Следом идут множество колье, колец и серег из драгоценных камней.
– Уверен, что они дадут нам сумку, – комментирует он, выкладывая украшения в одну горстку на стол.
– Хм-м, и все? Странно, – пожав плечами, я встаю.
– Лиззи, – раздраженно бурчит он, – я знаю, что ты видишь этот конверт с именем «Бетти» на нем. Хочешь прочитать его сейчас или позже?
– Должно быть, не заметила его. – Попалась. Я отвожу взгляд и снова сажусь. Что, если я разрыдаюсь перед ним как какая-то размазня? Или еще хуже. Что, если я вообще никак не отреагирую, тем самым показав ему девушку с каменным сердцем? – Можно и сейчас. Хочешь прочитать его мне?

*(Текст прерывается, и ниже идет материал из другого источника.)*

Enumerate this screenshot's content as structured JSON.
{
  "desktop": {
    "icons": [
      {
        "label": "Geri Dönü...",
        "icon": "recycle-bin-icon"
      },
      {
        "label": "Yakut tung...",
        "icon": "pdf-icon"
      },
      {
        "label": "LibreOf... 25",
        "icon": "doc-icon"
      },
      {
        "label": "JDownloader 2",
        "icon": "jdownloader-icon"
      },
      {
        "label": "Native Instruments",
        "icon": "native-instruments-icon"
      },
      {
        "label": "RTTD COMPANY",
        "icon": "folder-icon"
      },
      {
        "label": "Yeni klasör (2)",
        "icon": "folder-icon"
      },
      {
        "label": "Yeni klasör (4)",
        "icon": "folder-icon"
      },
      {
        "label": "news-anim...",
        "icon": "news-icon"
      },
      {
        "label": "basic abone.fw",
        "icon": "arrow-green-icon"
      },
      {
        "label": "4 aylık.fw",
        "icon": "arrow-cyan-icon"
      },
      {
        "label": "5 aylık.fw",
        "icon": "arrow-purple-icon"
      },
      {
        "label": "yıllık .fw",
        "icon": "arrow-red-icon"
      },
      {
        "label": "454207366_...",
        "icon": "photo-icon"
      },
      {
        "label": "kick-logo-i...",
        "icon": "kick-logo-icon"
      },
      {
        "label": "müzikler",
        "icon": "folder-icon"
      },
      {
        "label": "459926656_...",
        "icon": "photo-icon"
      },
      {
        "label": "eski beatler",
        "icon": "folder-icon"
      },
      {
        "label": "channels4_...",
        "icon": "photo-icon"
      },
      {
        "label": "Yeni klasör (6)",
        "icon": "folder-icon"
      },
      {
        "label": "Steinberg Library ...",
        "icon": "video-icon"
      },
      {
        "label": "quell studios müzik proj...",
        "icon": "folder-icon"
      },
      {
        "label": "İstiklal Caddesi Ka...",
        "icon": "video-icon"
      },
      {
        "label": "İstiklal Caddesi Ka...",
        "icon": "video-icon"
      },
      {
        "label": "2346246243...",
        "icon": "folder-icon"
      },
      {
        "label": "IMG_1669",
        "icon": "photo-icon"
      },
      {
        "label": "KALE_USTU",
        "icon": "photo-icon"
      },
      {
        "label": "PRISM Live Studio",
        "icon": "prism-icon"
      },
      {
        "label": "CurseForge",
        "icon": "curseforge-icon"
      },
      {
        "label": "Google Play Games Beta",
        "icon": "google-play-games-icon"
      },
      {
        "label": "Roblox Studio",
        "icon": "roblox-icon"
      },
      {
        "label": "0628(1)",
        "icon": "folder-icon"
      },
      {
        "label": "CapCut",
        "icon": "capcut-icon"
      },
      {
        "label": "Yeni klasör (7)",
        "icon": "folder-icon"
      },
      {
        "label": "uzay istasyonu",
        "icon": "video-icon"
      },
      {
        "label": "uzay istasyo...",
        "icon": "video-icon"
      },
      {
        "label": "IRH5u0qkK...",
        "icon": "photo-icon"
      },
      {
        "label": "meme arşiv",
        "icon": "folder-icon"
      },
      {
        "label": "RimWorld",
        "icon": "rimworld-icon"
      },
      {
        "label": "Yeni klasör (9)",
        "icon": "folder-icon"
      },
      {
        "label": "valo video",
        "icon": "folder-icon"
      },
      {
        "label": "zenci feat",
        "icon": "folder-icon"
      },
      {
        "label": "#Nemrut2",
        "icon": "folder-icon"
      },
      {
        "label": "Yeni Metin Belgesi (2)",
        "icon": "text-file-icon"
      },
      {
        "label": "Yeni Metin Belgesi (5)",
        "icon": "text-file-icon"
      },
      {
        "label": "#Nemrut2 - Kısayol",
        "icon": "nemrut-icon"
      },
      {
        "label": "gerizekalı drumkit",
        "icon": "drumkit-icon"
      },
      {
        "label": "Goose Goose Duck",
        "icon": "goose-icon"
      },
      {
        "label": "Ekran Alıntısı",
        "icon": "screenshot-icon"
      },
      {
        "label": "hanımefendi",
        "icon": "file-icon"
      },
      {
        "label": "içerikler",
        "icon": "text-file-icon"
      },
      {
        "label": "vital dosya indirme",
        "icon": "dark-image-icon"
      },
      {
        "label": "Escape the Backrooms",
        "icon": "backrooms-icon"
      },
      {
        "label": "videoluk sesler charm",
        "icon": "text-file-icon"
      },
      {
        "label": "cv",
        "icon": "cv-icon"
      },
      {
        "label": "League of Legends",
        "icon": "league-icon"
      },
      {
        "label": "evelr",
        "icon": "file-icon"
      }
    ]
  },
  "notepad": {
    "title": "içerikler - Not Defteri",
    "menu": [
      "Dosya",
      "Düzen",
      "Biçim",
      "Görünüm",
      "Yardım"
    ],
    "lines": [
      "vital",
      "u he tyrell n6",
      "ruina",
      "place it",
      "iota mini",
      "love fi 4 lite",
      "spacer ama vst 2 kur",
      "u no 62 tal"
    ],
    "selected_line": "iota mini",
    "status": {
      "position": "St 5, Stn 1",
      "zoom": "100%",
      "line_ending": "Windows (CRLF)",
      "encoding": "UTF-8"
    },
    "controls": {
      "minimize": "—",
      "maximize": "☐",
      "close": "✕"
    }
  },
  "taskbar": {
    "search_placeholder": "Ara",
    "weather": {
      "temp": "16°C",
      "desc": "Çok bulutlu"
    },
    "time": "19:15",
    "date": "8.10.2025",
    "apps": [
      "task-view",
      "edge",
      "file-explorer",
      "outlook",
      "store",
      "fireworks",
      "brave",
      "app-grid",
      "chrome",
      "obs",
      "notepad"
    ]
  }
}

– Я могу прочитать, а могу сидеть здесь и держать твои руки, пока ты его читаешь. Или я даже могу покинуть эту комнату и дать тебе немного уединения. Чего ты хочешь на самом деле? – ухватив его за края, он с некоторым затруднением достает конверт, который слишком большой для ящика и покоится в самом низу. – Копни глубже, любовь моя. Чего ты хочешь?
– А как бы ты поступил? – я спрашиваю с мольбой, мои веки увлажняются, колени подскакивают вверх и вниз, сердце болит и стучит угрожающе быстро.
– Ох, Лиззи, я не смогу ответить тебе на этот вопрос, и ты это знаешь. Закрой глаза, – он нежно шепчет, наклоняясь так, что наши губы немного соприкасаются. – Закрыла? – я киваю. – Хорошо, вдох для меня, – я шумно втягиваю воздух, – а теперь выдох. Каков твой выбор? – произносит он быстро, не давая мне возможности подумать.
– Прочитай его мне, – машинально отвечаю я.
Он нисколько не сомневается во мне и открывает конверт, не отводя от меня глаз. Он принюхивается, и я чувствую его со своего места, ее аромат.
– Изящный почерк, – произносит он, чтобы как-то успокоить меня.
– А, да, – отмахиваюсь я и делаю знак рукой, чтобы он продолжал.
– Дорогая Бетти, моя прекрасная, сильная девочка, – он прочищает горло и встает, направляясь к зеленой кнопке, чтобы нажать ее.
– Закончили? – щебечет Эйприл.
– Нет. Нам нужна коробка бумажных носовых платков, если у вас такие найдутся, пожалуйста.
Проклятое предательски плачущее лицо.
Двумя минутами позже дверь открывается, и Эйприл протягивает коробку, а затем снова с хлопком блокирует нас внутри.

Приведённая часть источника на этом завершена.